Записки судебного деятеля - стр. 16
Упомянув о Лямбле и вызвав перед собой его симпатичный и оригинальный образ, я не могу удержаться, чтобы не сказать о нем несколько слов. Ученик знаменитого Гиртля, подвижный, энергический, с прекрасными, полными жизни, умными карими глазами на сухощавом лице, под нависшим хохлом седеющих волос, Лямбль производил впечатление выдающегося человека и был таковым в действительности. Хозяин в своей части, он не был узким специалистом, а отзывался на всевозможные духовные запросы человеческой природы. Любитель и знаток европейской литературы, тонкий ценитель искусства, он мог с полным правом сказать о себе «nihil humanum me alienum puto» [7]. Он, например, в подробности изучал и знал Данга, а своими объяснениями и замечаниями внушил мне любовь и интерес к художественной деятельности Гогарта. Как практический врач он подсмеивался над узкой специализацией, столь развившейся в последнее время, и в понимании картины и значения болезни давал ход собственной творческой мысли, а не следовал рабски за тем, что ему скажет последнее слово заграничных книжек и в особенности разные химические и другие исследования. Он лечил не теоретически понимаемую болезнь, а каждого больного, индивидуализируя свои приемы и указания и отводя широкое место психологическому наблюдению. Его называли часто оригиналом и чудаком, но чудак этот мог записать себе в актив не мало блестящих исцелений там, где был серьезный и определенный недуг, и там, где нужно было лишь поднять душевный строй человека, не привязывая к нему непременно определенного медицинского ярлыка с неизбежной, предустановленной процедурой лечения и режима.

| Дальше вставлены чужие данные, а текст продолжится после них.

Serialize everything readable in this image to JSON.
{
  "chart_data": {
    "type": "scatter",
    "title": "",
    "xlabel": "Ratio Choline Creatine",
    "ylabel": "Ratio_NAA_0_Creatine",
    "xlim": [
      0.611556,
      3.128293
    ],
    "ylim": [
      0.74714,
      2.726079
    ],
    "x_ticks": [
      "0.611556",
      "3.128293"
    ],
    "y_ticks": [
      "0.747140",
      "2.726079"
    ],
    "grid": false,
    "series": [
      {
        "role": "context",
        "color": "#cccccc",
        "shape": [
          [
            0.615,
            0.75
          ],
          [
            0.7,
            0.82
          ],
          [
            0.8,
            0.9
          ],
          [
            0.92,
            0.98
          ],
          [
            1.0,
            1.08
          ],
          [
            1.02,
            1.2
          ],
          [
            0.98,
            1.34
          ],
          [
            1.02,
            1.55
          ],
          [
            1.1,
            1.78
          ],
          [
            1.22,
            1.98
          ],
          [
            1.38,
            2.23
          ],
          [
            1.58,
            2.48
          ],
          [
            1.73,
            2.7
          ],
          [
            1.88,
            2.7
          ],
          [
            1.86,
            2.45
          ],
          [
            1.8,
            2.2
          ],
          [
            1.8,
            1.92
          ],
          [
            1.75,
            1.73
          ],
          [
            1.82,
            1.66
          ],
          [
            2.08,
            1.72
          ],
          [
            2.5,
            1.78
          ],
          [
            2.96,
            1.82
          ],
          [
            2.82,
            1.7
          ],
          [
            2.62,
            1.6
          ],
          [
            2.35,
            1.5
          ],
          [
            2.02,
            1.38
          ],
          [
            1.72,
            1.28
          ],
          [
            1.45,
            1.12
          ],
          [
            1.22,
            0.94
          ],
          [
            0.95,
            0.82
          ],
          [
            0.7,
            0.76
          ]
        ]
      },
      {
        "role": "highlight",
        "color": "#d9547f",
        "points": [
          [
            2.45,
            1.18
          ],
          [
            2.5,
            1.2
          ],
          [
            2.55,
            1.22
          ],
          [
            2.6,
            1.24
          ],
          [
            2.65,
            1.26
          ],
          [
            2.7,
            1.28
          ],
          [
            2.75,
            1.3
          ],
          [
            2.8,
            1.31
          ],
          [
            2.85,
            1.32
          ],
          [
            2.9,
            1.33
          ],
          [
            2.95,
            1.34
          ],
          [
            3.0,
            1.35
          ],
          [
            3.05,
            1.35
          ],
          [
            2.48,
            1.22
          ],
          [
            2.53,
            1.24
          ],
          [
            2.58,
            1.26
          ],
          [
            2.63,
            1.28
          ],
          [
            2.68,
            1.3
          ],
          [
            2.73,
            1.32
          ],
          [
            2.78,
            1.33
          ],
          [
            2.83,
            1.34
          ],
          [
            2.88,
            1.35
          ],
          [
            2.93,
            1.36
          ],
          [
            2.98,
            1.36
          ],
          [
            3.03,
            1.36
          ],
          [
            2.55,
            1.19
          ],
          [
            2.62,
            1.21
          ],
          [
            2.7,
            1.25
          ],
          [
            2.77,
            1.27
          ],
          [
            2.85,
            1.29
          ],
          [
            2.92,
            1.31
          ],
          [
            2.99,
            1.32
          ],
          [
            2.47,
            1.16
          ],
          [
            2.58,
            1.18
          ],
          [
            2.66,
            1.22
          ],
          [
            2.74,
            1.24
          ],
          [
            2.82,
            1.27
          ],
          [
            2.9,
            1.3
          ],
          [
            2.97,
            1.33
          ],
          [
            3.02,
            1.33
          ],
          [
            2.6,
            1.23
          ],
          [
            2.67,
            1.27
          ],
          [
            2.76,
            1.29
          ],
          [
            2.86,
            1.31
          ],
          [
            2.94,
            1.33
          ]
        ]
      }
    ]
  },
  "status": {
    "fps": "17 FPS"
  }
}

Судебная реформа в первые годы своего осуществления требовала от судебных деятелей большого напряжения сил. Любовь к новому, благородному делу, явившемуся на смену застарелого неправосудия и бесправия, у многих из этих деятелей превышала их физические силы, и по временам некоторые из них «надрывались». Надорвался в 1868 году и я. Появились чрезвычайная слабость, упадок сил, малокровие и, после более или менее продолжительного напряжения голоса, частые горловые кровотечения. Выдающиеся врачи Харькова признали мое положение весьма серьезным, но в определении лечения разошлись, хотя, по-видимому, некоторые подозревали скоротечную чахотку. Один посылал меня в Соден, другой в Зальцбрун, третий в горы, четвертый, наконец, в Железноводск. Я не знал, что делать, тем более, что и самое путешествие за границу представлялось для меня затруднительным в материальном отношении. Заслышав о моем нездоровье, ко мне пришел Лямбль. «Надо ехать за границу», – сказал он с чешским акцентом, пощипывая любимым жестом свою эспаньолку. «Но куда, куда?» – «А куда глаза глядят, т. е. в Европу… Вам нужны новые впечатления и отдых, но отдых деятельный и поучительный. Поезжайте сначала в Прагу (ну, конечно! подумал я), там вы встретите – я дам вам письма – хороших людей, а оттуда в Мюнхен, где зайдете в старую Пинакотеку, потом прокатитесь по Рейну, во Фландрию, посмотрите Рубенса и Мемлинга в Брюгге, а затем в Париж, где вам, может быть, удастся послушать Тардье…» – «Но что же мне пить? какие воды?» – «А пить необходимо, необходимо пить, но не воды, а пиво. Вы так и делайте, – поезжайте от одного пива к другому пиву, а приедете во Францию – пейте красное вино. А главное – не думайте о своей болезни. Она называется: молодость (мне было 23 года), слабые силы при большом труде и нервность; вы в сущности один нерв. Новые впечатления и пиво! вот и все…» И теперь, дожив, несмотря на многие испытания, почти до восьмидесяти лет, я с благодарным чувством вспоминаю этот совет «чудака», которому вполне и с успехом в свое время последовал. Лямбль действительно был оригинален во всем. После своего венчания он пригласил нас – своих шаферов – из церкви в свою квартиру, богатую книжками и скудной мебелью, переоделся в свой обычный рабочий костюм и, попросив нас посидеть с новобрачною, ушел присутствовать при какой-то интересной в медицинском отношении консультации, продолжавшейся до поздней ночи.